The world we live in poses multiple crises of displacement due to climate change, the pandemic, war, repressive political regimes, and unemployment. The question that artists, researchers, and all kinds of thinkers need to ask is how our academic disciplines of training responding to this growing crisis of homelessness and other forms of displacement around us; how is our work shedding visibility on the displaced and invoking a policy-level response from the government to mitigate this crisis and inspire a compassionate response from the society?
In October 2022, the CASE Vice Chair Carol Ann Weaver initiated an essential thread in WFAE listserv about the critique of government policy for using unpleasant sounds to drive away homeless from the middle-class and elite spaces in town and the need for a compassionate response from the government to address their displacement. In response to this thread, I brought forward an experience of sharing an incident in the Deep Listening retreat regarding the need to deeply listen to homelessness around us to become more compassionate city dwellers. This point was cast aside and the discussion was redirected. Why? Why does talking about homelessness around us uncomfortable for intellectuals?

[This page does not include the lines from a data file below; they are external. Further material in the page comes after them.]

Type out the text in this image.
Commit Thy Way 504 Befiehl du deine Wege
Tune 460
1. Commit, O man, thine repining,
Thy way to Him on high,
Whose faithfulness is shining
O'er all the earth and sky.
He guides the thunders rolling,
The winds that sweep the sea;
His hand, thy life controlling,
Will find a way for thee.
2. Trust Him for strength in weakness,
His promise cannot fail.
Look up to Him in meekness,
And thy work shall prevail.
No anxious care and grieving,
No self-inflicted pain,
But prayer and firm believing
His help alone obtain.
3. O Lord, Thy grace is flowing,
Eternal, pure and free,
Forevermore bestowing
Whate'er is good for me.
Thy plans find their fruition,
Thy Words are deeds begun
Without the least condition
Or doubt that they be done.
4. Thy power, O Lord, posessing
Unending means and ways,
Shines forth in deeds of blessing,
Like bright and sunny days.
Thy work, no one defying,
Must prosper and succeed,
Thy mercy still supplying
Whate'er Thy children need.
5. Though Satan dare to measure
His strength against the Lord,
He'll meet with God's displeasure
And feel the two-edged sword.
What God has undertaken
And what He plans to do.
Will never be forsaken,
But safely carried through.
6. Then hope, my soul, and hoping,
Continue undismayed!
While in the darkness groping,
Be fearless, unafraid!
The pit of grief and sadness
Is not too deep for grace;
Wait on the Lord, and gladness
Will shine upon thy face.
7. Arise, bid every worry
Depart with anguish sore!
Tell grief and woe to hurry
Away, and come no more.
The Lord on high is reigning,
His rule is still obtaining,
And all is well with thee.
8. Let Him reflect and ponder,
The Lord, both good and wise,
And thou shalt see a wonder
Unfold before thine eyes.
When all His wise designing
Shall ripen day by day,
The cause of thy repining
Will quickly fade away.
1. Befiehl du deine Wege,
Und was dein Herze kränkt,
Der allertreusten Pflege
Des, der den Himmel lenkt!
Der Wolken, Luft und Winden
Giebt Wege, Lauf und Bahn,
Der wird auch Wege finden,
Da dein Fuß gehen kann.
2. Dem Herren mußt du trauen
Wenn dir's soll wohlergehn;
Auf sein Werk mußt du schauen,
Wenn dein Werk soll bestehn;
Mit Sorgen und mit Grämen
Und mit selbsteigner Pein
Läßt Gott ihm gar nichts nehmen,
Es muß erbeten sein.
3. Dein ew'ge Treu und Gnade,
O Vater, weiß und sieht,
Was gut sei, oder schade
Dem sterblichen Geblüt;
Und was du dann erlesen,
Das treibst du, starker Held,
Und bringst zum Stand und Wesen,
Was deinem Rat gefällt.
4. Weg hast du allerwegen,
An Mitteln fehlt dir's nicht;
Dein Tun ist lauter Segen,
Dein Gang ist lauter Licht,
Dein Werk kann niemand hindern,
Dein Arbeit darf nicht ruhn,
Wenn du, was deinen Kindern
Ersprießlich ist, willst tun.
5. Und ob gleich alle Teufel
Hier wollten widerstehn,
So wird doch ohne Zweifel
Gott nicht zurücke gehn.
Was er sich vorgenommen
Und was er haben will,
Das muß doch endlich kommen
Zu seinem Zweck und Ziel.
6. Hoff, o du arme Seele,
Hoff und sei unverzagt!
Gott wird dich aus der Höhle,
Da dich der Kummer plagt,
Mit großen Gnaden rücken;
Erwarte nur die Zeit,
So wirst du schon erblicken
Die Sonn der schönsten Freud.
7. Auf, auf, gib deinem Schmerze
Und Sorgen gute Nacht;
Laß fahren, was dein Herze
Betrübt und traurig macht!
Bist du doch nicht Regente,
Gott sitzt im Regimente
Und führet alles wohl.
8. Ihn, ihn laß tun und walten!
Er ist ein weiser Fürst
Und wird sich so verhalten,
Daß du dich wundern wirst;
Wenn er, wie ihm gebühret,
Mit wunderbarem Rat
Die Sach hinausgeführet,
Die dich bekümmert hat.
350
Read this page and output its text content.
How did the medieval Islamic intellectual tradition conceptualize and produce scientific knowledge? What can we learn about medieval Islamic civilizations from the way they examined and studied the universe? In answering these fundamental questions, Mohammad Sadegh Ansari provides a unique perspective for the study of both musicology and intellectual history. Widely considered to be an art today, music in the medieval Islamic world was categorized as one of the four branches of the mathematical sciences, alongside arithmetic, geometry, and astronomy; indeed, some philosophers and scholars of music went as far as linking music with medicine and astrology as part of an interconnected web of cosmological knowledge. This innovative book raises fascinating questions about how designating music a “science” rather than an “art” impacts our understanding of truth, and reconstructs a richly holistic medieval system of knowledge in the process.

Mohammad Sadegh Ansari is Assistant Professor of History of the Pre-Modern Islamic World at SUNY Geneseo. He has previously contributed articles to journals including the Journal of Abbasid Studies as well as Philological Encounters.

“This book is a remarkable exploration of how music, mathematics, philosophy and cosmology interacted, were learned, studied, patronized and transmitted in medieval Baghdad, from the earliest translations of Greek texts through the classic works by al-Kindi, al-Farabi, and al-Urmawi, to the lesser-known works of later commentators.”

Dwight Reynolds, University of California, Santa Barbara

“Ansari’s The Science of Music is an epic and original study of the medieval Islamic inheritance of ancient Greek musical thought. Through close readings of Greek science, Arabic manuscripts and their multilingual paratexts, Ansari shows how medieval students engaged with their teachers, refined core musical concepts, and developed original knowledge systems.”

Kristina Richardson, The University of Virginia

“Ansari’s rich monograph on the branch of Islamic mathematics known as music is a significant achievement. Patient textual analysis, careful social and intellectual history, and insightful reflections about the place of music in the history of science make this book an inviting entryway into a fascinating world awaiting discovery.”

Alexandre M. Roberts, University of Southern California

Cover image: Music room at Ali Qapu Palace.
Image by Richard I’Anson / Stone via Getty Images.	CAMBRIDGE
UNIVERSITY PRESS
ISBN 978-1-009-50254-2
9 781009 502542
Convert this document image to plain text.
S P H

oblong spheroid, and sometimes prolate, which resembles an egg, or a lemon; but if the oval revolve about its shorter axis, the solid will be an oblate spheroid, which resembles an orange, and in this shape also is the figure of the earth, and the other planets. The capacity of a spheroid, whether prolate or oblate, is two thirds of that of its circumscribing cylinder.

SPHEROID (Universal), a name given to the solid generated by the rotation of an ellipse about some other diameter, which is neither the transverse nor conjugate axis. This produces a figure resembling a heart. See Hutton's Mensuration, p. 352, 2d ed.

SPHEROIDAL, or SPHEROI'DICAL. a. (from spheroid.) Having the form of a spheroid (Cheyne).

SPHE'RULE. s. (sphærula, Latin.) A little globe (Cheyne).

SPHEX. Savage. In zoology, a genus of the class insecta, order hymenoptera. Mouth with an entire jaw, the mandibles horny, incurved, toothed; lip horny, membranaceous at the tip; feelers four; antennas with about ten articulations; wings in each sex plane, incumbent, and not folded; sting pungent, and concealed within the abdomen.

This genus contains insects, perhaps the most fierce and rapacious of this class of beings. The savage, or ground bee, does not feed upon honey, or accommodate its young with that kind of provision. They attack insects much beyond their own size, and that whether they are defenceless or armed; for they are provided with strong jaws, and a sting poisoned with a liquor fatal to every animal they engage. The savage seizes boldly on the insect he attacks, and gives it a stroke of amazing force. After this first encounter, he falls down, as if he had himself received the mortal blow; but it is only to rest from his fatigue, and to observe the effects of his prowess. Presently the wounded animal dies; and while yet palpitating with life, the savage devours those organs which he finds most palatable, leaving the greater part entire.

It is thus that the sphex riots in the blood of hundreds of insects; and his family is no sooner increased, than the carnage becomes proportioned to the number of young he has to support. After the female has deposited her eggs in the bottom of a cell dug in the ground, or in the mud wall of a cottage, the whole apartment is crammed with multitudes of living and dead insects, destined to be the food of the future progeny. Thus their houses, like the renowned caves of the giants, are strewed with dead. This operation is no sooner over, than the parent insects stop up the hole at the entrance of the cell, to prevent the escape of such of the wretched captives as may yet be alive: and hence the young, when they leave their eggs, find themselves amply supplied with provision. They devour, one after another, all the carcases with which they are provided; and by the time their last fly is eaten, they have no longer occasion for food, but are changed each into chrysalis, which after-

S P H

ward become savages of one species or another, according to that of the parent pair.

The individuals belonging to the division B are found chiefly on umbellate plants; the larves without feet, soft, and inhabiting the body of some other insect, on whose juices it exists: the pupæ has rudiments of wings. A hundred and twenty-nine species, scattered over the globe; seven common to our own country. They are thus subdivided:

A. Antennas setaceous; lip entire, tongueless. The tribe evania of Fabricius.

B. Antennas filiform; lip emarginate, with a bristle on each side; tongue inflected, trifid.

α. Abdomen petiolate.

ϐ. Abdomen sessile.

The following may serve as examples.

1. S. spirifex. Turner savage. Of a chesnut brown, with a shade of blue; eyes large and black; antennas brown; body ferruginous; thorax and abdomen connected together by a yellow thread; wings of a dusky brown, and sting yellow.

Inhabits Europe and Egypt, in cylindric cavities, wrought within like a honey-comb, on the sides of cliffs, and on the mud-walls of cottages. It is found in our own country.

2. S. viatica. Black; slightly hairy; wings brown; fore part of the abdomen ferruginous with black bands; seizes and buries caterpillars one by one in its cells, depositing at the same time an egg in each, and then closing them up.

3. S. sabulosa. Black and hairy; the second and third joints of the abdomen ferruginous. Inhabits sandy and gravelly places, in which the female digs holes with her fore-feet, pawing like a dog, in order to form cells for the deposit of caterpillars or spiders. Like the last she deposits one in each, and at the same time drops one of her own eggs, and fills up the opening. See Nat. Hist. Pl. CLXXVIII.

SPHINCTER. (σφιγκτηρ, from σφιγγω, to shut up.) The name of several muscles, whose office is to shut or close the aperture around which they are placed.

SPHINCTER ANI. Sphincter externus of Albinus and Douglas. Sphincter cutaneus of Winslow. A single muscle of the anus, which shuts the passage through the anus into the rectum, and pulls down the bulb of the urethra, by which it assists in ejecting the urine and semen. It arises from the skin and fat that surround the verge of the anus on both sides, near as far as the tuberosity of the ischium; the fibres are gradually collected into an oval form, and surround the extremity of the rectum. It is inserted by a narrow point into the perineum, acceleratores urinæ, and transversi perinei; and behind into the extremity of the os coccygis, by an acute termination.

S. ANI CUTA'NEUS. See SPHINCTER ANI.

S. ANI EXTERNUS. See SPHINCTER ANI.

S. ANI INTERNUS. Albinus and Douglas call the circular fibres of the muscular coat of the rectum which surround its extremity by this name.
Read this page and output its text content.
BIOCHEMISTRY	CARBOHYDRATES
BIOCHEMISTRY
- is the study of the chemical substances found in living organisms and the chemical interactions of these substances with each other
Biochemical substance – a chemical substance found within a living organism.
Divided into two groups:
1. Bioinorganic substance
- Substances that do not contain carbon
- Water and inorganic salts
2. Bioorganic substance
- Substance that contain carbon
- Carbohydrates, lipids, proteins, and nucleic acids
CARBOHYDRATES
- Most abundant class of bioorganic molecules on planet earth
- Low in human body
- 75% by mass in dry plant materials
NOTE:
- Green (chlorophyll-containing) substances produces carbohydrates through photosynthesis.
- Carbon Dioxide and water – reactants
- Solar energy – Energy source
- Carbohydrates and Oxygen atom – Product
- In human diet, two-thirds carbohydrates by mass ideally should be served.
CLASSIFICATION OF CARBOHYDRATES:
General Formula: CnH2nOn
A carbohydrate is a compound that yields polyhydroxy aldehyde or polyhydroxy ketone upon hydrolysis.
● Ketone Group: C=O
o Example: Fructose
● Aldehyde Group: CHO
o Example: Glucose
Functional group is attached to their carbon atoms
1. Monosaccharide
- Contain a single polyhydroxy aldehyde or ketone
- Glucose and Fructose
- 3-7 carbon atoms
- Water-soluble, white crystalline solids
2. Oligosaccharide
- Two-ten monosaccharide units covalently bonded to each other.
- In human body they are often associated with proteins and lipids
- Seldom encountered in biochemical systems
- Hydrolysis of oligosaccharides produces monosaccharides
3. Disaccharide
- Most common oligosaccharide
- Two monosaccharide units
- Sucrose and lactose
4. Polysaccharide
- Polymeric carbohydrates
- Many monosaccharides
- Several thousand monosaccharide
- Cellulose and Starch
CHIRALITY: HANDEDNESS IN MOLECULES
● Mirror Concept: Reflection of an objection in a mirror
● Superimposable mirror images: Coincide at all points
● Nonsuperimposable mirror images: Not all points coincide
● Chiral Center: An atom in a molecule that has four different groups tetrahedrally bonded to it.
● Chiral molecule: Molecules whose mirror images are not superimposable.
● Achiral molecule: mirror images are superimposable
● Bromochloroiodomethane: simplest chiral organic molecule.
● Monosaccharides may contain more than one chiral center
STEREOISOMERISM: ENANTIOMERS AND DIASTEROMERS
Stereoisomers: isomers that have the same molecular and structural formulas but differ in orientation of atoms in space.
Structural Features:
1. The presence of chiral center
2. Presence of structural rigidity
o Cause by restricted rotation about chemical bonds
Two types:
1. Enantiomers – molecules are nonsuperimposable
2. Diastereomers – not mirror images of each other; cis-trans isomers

In this open talk and discussion, I would bring forward my experience of displacement since the pandemic began in 2020 and the levels at which engagement with field recording and deep listening practices initiated by the World Soundscape Project in the 1970s inspired a space that allowed me to go beyond ethnomusicological endeavours in expressing issues of displacement with acousmatic compositions and blogs. Through showing the trajectory of my recent acousmatic pieces and writings, I will propose an open discussion about a need for a dialogue between Ethnomusicologists, practitioners of the Arts for Social Change (ASC), and Sound Ecologists to press the Canadian government and the world’s governments for a more compassionate response towards the displaced.